There’s a story in the Bible of a guy named Joseph, and it’s a bit silly to compare Joseph to Jeremy considering Joseph was dealing with significant betrayals, family strife, and the future course of nations, plights a bit more arduous than getting waived by a basketball team.
But Jeremy’s story is similar in that he’s had to persevere through all the setbacks, live with integrity and not take any shortcuts, and somehow be in a place where he can make his unique impact on the world.
At the end of an improbable journey of trial after trial, Joseph utters these words, “What you intended for evil, God meant for good.”
And that’s the Christian story – not that everything is happy go lucky, but that there are many “deaths” along the journey, moments when hopes are dashed and the feeling of quitting is a constant, rattling noise in our subconscious. Some of the “deaths” are a result of actions we had control over, but it can be really frustrating when the “deaths” are things we have no power over (things like accidents, our health, job losses, getting waived, etc).
But the Christian story says that resurrection is available for those who stick with it, for those who will trust and obey, even in the darkest times, as God does his invisible work to accomplish His purposes. Life is about persevering through the “deaths” because we believe a gracious God is at work, working in us that we might experience rebirth day by day.
Death and Resurrection – That’s the improbable story of Jeremy Lin.
But much, much larger than that is the story of another death and resurrection, a moment in history where the Son of God would come to this world out of His great love, persevere so that people might know the miracle of God’s heart for people and an abundant life that is found in Him. He would die too, a literal death on a cross, as a real way of demonstrating his love for us. You see, this death was necessary for God to take on our grief and shame and all the trappings of human sinfulness by dying a death we all deserve and will encounter one day, just so that we might know…
Death and Resurrection.
That’s the original, improbable, yet ever so compelling, story of Jesus.

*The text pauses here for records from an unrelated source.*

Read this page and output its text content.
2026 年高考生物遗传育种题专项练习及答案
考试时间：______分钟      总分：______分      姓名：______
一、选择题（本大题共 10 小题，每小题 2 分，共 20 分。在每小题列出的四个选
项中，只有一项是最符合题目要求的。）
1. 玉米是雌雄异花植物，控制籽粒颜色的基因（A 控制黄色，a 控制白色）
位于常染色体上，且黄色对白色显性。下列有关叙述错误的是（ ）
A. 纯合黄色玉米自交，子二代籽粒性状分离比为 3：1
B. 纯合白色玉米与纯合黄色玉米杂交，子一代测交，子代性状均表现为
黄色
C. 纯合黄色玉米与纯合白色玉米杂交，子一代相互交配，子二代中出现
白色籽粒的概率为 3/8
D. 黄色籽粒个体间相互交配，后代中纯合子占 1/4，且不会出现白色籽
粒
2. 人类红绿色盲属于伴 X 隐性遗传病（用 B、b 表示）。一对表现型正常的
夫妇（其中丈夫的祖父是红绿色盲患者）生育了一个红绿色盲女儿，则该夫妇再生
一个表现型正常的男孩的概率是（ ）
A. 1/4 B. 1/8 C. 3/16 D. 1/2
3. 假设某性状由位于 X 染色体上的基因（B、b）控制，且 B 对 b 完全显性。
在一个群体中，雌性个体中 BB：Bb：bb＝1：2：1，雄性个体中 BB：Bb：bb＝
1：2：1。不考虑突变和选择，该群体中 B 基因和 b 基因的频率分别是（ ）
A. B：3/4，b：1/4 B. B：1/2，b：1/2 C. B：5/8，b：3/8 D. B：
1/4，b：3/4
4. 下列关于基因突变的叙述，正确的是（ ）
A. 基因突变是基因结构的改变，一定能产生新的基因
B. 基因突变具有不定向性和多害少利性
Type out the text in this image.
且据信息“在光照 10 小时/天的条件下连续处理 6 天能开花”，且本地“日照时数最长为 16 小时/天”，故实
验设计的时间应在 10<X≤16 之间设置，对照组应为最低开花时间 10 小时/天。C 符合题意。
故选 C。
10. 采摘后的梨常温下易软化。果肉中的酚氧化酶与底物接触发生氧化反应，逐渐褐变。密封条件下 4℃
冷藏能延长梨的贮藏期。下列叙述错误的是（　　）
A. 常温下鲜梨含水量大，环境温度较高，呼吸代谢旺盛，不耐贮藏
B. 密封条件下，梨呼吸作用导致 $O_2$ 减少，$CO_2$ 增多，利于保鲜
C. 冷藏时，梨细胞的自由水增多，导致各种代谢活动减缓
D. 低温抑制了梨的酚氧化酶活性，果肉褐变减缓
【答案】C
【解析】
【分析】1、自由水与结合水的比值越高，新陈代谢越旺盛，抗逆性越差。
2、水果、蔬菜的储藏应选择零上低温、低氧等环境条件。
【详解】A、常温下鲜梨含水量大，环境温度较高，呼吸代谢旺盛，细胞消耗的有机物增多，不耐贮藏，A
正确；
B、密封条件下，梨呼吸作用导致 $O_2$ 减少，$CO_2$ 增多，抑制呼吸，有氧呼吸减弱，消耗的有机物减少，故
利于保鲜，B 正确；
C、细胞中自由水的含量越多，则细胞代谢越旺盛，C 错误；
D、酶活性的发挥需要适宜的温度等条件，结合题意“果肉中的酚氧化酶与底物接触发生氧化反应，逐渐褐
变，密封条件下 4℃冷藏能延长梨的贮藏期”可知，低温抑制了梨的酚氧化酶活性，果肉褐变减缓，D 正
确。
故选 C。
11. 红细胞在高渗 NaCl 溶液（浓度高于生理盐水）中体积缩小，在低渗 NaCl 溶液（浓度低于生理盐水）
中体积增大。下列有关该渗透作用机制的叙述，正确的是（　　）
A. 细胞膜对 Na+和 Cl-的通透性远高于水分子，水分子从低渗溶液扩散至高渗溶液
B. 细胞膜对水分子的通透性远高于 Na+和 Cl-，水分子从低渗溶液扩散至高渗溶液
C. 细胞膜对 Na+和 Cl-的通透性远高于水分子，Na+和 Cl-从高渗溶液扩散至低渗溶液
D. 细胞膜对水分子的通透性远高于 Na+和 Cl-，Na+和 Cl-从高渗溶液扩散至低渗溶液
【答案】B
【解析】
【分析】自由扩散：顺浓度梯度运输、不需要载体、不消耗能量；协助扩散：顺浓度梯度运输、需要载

What a God we have! And how fortunate we are to have him, this Father of our Master Jesus! Because Jesus was raised from the dead, we’ve been given a brand-new life and have everything to live for, including a future in heaven—and the future starts now! God is keeping careful watch over us and the future. The Day is coming when you’ll have it all—life healed and whole.
– 1 Peter 1:3-5 (The Message Translation)
So we’re not giving up. How could we! Even though on the outside it often looks like things are falling apart on us, on the inside, where God is making new life, not a day goes by without his unfolding grace.